A game theoretic model of wealth distribution

TL;DR

This paper introduces an agent-based game theoretic model to analyze wealth distribution, demonstrating how different game equilibria influence wealth dynamics and distribution shapes through simulations and theoretical analysis.

Contribution

It develops a novel model combining learning dynamics with wealth exchange, deriving equations similar to replicator dynamics, and characterizing wealth distributions under different game equilibria.

Findings

Pure strategy equilibrium leads to fixed wealth distribution with wealthier agents near optimal strategies.

Mixed strategy equilibrium results in wealth distributions approximating a Gamma distribution.

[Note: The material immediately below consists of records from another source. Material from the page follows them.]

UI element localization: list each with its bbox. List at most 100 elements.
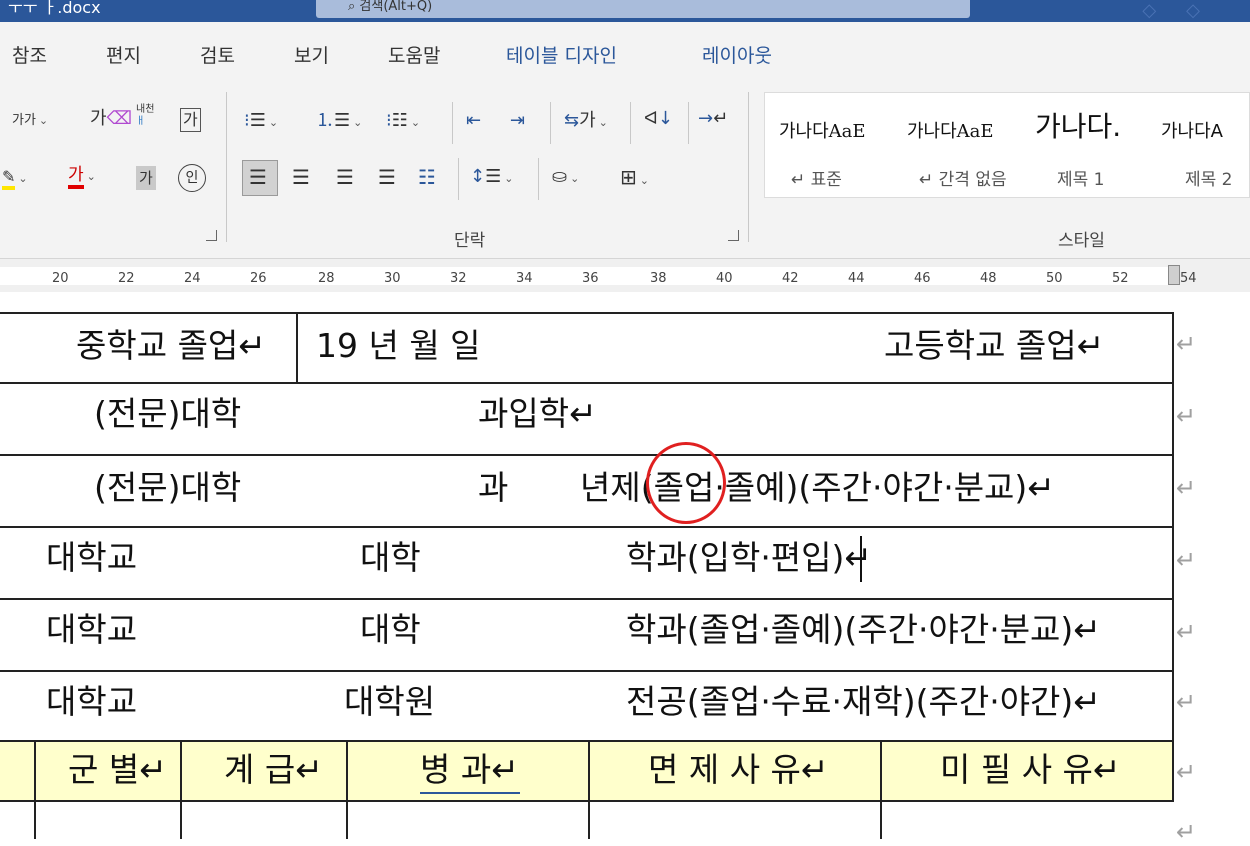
table-cell[interactable]: 중학교 졸업↵ bbox=[76, 326, 266, 366]
header-cell[interactable]: 면 제 사 유↵ bbox=[648, 750, 829, 790]
ruler-tick: 48 bbox=[980, 271, 997, 286]
style-no-spacing[interactable]: 가나다AaE ↵ 간격 없음 bbox=[895, 93, 1021, 197]
tab-table-design[interactable]: 테이블 디자인 bbox=[506, 41, 617, 68]
tab-help[interactable]: 도움말 bbox=[388, 41, 440, 68]
enclose-char-icon[interactable]: 인 bbox=[178, 164, 206, 192]
multilevel-list-icon[interactable]: ⁝☷ ⌄ bbox=[386, 110, 420, 134]
ruler-tick: 46 bbox=[914, 271, 931, 286]
table-cell[interactable]: 대학교 bbox=[46, 538, 137, 578]
table-cell[interactable]: 과 bbox=[478, 468, 508, 508]
table-cell[interactable]: 대학원 bbox=[344, 682, 435, 722]
separator bbox=[550, 102, 551, 144]
row-end-mark: ↵ bbox=[1176, 618, 1197, 646]
separator bbox=[452, 102, 453, 144]
separator bbox=[630, 102, 631, 144]
cell-border bbox=[296, 312, 298, 384]
clear-format-icon[interactable]: 가⌫ bbox=[90, 108, 132, 130]
decrease-indent-icon[interactable]: ⇤ bbox=[466, 110, 481, 132]
table-cell[interactable]: 대학 bbox=[360, 538, 421, 578]
char-shading-icon[interactable]: 가 bbox=[136, 166, 156, 190]
separator bbox=[458, 158, 459, 200]
show-marks-icon[interactable]: →↵ bbox=[698, 108, 728, 130]
paragraph-group-label: 단락 bbox=[454, 231, 486, 251]
style-preview: 가나다AaE bbox=[907, 121, 994, 142]
table-cell[interactable]: 고등학교 졸업↵ bbox=[884, 326, 1104, 366]
font-color-icon[interactable]: 가 ⌄ bbox=[68, 164, 96, 189]
header-cell[interactable]: 계 급↵ bbox=[224, 750, 323, 790]
header-cell[interactable]: 미 필 사 유↵ bbox=[940, 750, 1121, 790]
shading-icon[interactable]: ⛀ ⌄ bbox=[552, 166, 579, 190]
ruler-tick: 22 bbox=[118, 271, 135, 286]
table-cell[interactable]: 학과(입학·편입)↵ bbox=[626, 538, 872, 578]
cell-border bbox=[34, 740, 36, 839]
align-left-icon: ☰ bbox=[249, 165, 267, 189]
ruler-tick: 54 bbox=[1180, 271, 1197, 286]
justify-icon[interactable]: ☰ bbox=[378, 166, 396, 188]
bullets-icon[interactable]: ⁝☰ ⌄ bbox=[244, 110, 278, 134]
separator bbox=[748, 92, 749, 242]
clear-format-label: 가 bbox=[90, 108, 107, 129]
table-cell[interactable]: 19 년 월 일 bbox=[316, 326, 481, 366]
font-size-button[interactable]: 가가 ⌄ bbox=[12, 110, 48, 132]
align-right-icon[interactable]: ☰ bbox=[336, 166, 354, 188]
tab-references[interactable]: 참조 bbox=[12, 41, 47, 68]
tab-layout[interactable]: 레이아웃 bbox=[702, 41, 772, 68]
separator bbox=[226, 92, 227, 242]
sort-icon[interactable]: ᐊ↓ bbox=[644, 108, 673, 130]
char-border-icon[interactable]: 가 bbox=[180, 108, 201, 132]
table-cell[interactable]: 과입학↵ bbox=[478, 394, 597, 434]
highlight-color-icon[interactable]: ✎ ⌄ bbox=[2, 166, 28, 190]
row-end-mark: ↵ bbox=[1176, 758, 1197, 786]
style-normal[interactable]: 가나다AaE ↵ 표준 bbox=[765, 93, 895, 197]
distribute-icon[interactable]: ☷ bbox=[418, 166, 436, 188]
text-direction-icon[interactable]: ⇆가 ⌄ bbox=[564, 110, 608, 134]
row-end-mark: ↵ bbox=[1176, 818, 1197, 846]
ruler-tick: 36 bbox=[582, 271, 599, 286]
style-heading-2[interactable]: 가나다A 제목 2 bbox=[1147, 93, 1250, 197]
ruler-tick: 30 bbox=[384, 271, 401, 286]
table-cell[interactable]: 대학교 bbox=[46, 682, 137, 722]
row-end-mark: ↵ bbox=[1176, 474, 1197, 502]
ruler-tick: 42 bbox=[782, 271, 799, 286]
row-end-mark: ↵ bbox=[1176, 402, 1197, 430]
style-heading-1[interactable]: 가나다. 제목 1 bbox=[1021, 93, 1147, 197]
table-cell[interactable]: 전공(졸업·수료·재학)(주간·야간)↵ bbox=[626, 682, 1101, 722]
spellcheck-underline bbox=[420, 792, 520, 794]
separator bbox=[538, 158, 539, 200]
align-center-icon[interactable]: ☰ bbox=[292, 166, 310, 188]
tab-mailings[interactable]: 편지 bbox=[106, 41, 141, 68]
style-name: ↵ 간격 없음 bbox=[919, 170, 1007, 190]
numbering-icon[interactable]: ⒈☰ ⌄ bbox=[316, 110, 362, 134]
font-dialog-launcher[interactable] bbox=[206, 230, 217, 241]
right-indent-marker[interactable] bbox=[1168, 265, 1180, 285]
font-color-label: 가 bbox=[68, 165, 84, 189]
tab-review[interactable]: 검토 bbox=[200, 41, 235, 68]
paragraph-dialog-launcher[interactable] bbox=[728, 230, 739, 241]
row-end-mark: ↵ bbox=[1176, 688, 1197, 716]
search-box[interactable]: ⌕ 검색(Alt+Q) bbox=[316, 0, 970, 18]
table-cell[interactable]: (전문)대학 bbox=[94, 468, 241, 508]
tab-view[interactable]: 보기 bbox=[294, 41, 329, 68]
horizontal-ruler[interactable]: 20 22 24 26 28 30 32 34 36 38 40 42 44 4… bbox=[0, 258, 1250, 294]
phonetic-guide-icon[interactable]: 내천 ㅐ bbox=[136, 104, 154, 128]
table-cell[interactable]: 대학 bbox=[360, 610, 421, 650]
ribbon: 가가 ⌄ 가⌫ 내천 ㅐ 가 ✎ ⌄ 가 ⌄ 가 인 ⁝☰ ⌄ ⒈☰ ⌄ ⁝☷ ⌄ ⇤ ⇥ ⇆… bbox=[0, 88, 1250, 258]
header-cell[interactable]: 병 과↵ bbox=[420, 750, 519, 790]
ruler-tick: 34 bbox=[516, 271, 533, 286]
table-cell[interactable]: 대학교 bbox=[46, 610, 137, 650]
title-pattern: ◇◇ bbox=[1142, 0, 1230, 21]
style-preview: 가나다A bbox=[1161, 121, 1223, 142]
borders-icon[interactable]: ⊞ ⌄ bbox=[620, 166, 649, 192]
line-spacing-icon[interactable]: ↕☰ ⌄ bbox=[470, 166, 513, 190]
table-cell[interactable]: (전문)대학 bbox=[94, 394, 241, 434]
table-cell[interactable]: 학과(졸업·졸예)(주간·야간·분교)↵ bbox=[626, 610, 1101, 650]
ruler-tick: 40 bbox=[716, 271, 733, 286]
document-page[interactable]: 중학교 졸업↵ 19 년 월 일 고등학교 졸업↵ (전문)대학 과입학↵ (전… bbox=[0, 292, 1250, 846]
style-name: 제목 1 bbox=[1057, 170, 1105, 190]
style-preview: 가나다. bbox=[1035, 110, 1122, 143]
ruler-tick: 32 bbox=[450, 271, 467, 286]
ruler-tick: 52 bbox=[1112, 271, 1129, 286]
increase-indent-icon[interactable]: ⇥ bbox=[510, 110, 525, 132]
phonetic-label: 내천 bbox=[136, 104, 155, 115]
header-cell[interactable]: 군 별↵ bbox=[68, 750, 167, 790]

Theoretical computation of the second moment of wealth distribution in mixed strategy cases.

Abstract

In this work we consider an agent based model in order to study the wealth distribution problem where the interchange is determined with a symmetric zero sum game. Simultaneously, the agents update their way of play trying to learn the optimal one. Here, the agents use mixed strategies. We study this model using both simulations and theoretical tools. We derive the equations for the learning mechanism, and we show that the mean strategy of the population satisfies an equation close to the classical replicator equation. Concerning the wealth distribution, there are two interesting situations depending on the equilibrium of the game. If the equilibrium is a pure strategy, the wealth distribution is fixed after some transient time, and those players which are close to optimal strategy are richer. When the game has an equilibrium in mixed strategies, the stationary wealth distribution is close to a Gamma distribution with variance depending on the coefficients of the game matrix. We compute theoretically their second moment in this case.